Together with my attorney Rozerin, we applied to Istanbul Administrative Court. In the petition, Rozerin indicated that these attitudes were transphobic and discriminatory. Rozerin also reminded the court of Article 40 of Civil Code and the European Convention on Human Rights. The petition demanded the halting of the execution of the ruling, stating that the administration’s refusal to carry out the ‘sterilisation’ surgery of the trans individuals is arbitrary and unlawful.
Following this application on 2017, what did the Istanbul University Rectorate** do? Of course, it asked the case to be dismissed. The first court in charge was Istanbul 10. Administrative Court, and this court stated that the hospital can not refuse to carry out the surgery, reminding them that the hospital itself penned a report that suggests the person needs to undergo gender affirmation surgery.
The University made no surprises and filed an appeal to Council of State. Finally this year the Council of State 10th Chamber ruled against the appeal. Thus, the legal struggle beginning in 2017 certified that the hospital’s refusal to carry out the surgeries of trans men was unlawful.

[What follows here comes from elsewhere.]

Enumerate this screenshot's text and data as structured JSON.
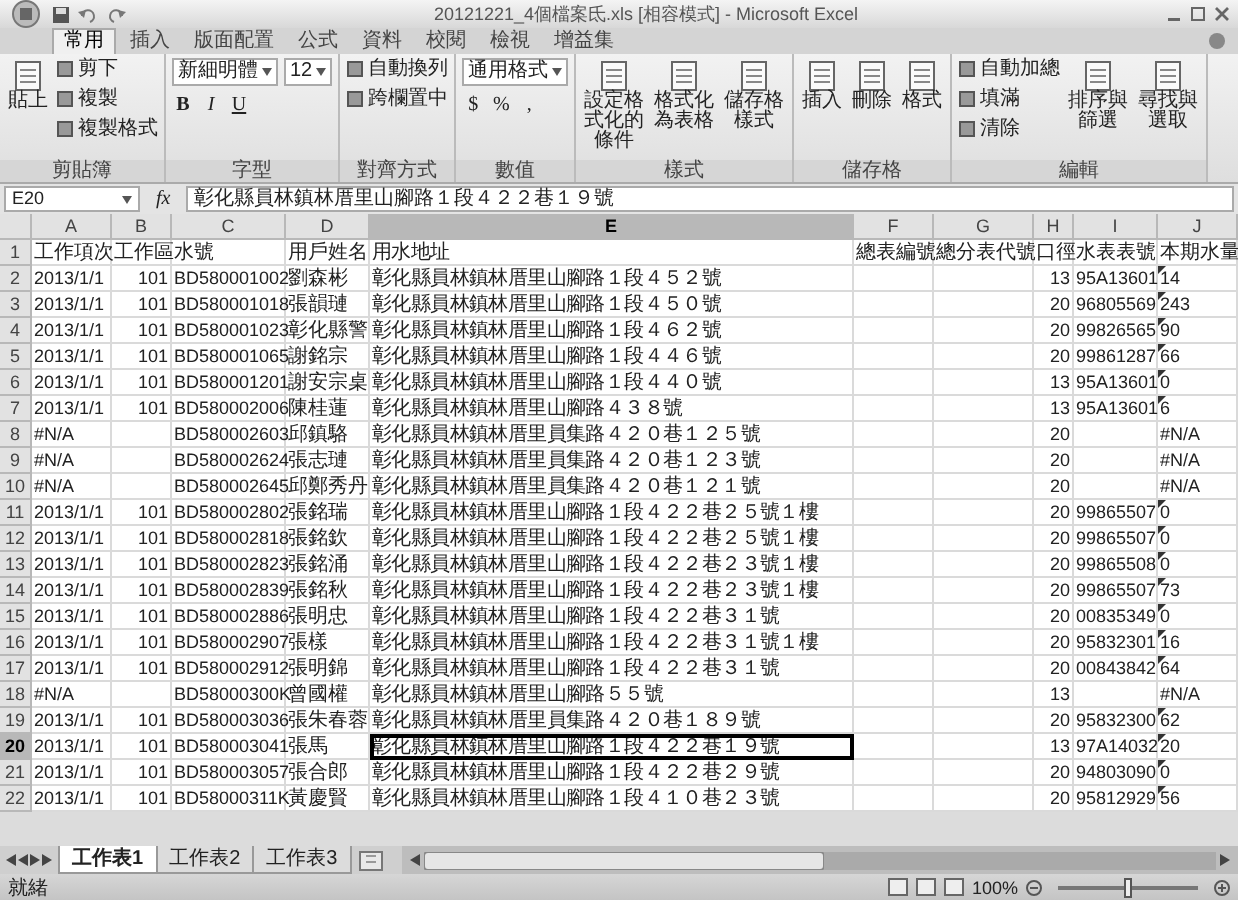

The struggle starting with BİMER and ending at Council of State is an example of the importance of advocacy. In this way, the judiciary too, confirmed that hospitals have no luxury to deny the surgery. During our advocacy action, cancelled the requirement to ‘be permanently deprived of procreation’ from Article 40, even if this is not the practice in reality…We have a long way to go! May this decision be a beacon to us all!
*Translator’s note: BİMER is Prime Ministry Communication Center. Currently, CİMER (Presidency Communication Center) is used by citizens to file complaints about any state department.
** Cerrahpaşa is a training hospital under the administration of Istanbul University Faculty of Medicine. It is the sole authority in many state sanctioned surgeries, like the gender affirmation surgeries.